Every year during April and May, when the Fraser River estuary is teaming with spawning eulachons, thousands of sea lions migrate into the area to feast on these herring-sized members of the Smelt family.

California Sea Lions (Zalophus californianus) come all the way from Mexico and the large Steller Sea Lions (Eumetopias jubatus) travel South from the Arctic.

Only male sea lions travel here. Females and calves stay behind. Because they have no rookeries to protect, they are playful and non-territorial."

Monday, 2 April 2007

Cherry Blossom Sky

Every start of spring in Vancouver, much of the city is covered by a blanket of wafty, delicate profusion of every shade of pink. This is my third spring here and even though I've seen it before, the sight of entire roads lined with fluffy, puffy pink trees takes my breath away. Every time.

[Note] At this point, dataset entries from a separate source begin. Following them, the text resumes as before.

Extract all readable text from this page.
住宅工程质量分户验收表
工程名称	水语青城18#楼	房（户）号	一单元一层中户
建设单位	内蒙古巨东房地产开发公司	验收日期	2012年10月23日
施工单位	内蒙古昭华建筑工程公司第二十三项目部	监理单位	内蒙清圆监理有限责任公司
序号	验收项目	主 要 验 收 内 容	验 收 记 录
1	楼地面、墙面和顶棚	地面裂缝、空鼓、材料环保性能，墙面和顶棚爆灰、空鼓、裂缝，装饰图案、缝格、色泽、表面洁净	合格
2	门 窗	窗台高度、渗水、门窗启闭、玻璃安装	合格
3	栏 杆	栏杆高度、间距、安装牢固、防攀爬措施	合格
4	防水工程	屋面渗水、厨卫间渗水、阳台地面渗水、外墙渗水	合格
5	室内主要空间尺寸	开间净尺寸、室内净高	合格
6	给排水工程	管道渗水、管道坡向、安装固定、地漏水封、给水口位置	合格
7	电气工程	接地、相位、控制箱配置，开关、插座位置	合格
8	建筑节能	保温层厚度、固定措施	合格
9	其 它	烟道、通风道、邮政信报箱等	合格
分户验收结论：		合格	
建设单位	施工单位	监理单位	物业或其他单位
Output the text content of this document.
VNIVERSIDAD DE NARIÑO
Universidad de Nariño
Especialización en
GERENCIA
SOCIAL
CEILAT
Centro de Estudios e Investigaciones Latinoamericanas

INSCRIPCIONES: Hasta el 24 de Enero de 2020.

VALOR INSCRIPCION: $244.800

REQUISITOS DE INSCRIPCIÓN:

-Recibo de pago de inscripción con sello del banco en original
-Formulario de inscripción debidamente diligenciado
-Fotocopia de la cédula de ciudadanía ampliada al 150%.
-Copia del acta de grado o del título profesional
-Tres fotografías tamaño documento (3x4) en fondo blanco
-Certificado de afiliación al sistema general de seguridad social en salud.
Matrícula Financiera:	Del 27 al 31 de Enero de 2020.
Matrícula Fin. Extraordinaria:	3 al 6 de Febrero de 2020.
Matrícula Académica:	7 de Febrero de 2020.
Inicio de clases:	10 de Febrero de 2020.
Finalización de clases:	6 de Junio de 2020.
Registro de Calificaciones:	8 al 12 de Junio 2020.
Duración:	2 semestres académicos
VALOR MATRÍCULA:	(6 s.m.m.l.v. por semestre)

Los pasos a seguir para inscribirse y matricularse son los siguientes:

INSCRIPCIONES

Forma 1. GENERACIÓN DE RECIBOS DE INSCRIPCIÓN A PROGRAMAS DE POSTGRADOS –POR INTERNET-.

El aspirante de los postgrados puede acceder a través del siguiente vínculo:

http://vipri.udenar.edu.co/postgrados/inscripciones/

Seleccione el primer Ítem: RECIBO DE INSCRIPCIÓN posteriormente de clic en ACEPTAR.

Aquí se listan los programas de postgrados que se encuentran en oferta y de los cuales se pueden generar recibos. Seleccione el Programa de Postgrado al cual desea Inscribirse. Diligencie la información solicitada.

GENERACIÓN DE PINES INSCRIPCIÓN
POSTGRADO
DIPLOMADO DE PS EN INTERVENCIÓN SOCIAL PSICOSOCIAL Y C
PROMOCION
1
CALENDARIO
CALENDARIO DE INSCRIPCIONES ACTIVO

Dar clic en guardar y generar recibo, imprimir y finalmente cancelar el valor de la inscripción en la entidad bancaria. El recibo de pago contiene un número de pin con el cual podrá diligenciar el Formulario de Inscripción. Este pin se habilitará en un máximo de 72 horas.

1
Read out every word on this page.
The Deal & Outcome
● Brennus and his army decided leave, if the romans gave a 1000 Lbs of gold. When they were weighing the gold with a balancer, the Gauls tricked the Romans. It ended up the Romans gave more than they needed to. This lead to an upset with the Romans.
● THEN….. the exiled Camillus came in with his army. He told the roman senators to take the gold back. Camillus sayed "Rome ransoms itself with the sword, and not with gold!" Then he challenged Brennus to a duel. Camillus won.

I'd always associated cherry blossoms to Japan but there are an incredible 130,000 cherry blossom trees planted in the parks, roads and boulevards throughout Greater Vancouver and in most recent years a Cherry Blossom Festival runs from around mid March to April. This comprehensive website gives a map of where the different cherry species can be found. It also organises events that have a somewhat Pacific Zen feel about it. Like trolley tours , Cherry Jam Concerts and Haiku competitions. This won the 2007 Canadian Haiku award

street hockey
young boys shoot cherry petals
into the net

Terry Ann Carter
Ottawa, Ontario

The story of Vancouver's Cherry trees starts way back in the early 1930s. The mayors of both Kobe and Yokohama presented the Vancouver Park Board with 500 Japanese cherry trees for planting at the Japanese cenotaph in Stanley Park. These were to honour Japanese Canadians who had served in WWI. By the mid 1900s, the park board started to replace the older and much larger elm, maple and plane trees that were traditionally planted with cherry trees. Because the roots of the larger trees were breaking up pavements & roads.

And now for a fleeting 2-3 weeks, the sunlight is made gentle with the frosty glow of pinks and plums of the Cherry Blossom. Life is good!

And in celebration of Spring ( altho it did snow a bit not an hour ago), I've entered this picture of a Cherry Blossom Sky to the Fuel My Blog photo competition, called "Outside My Window".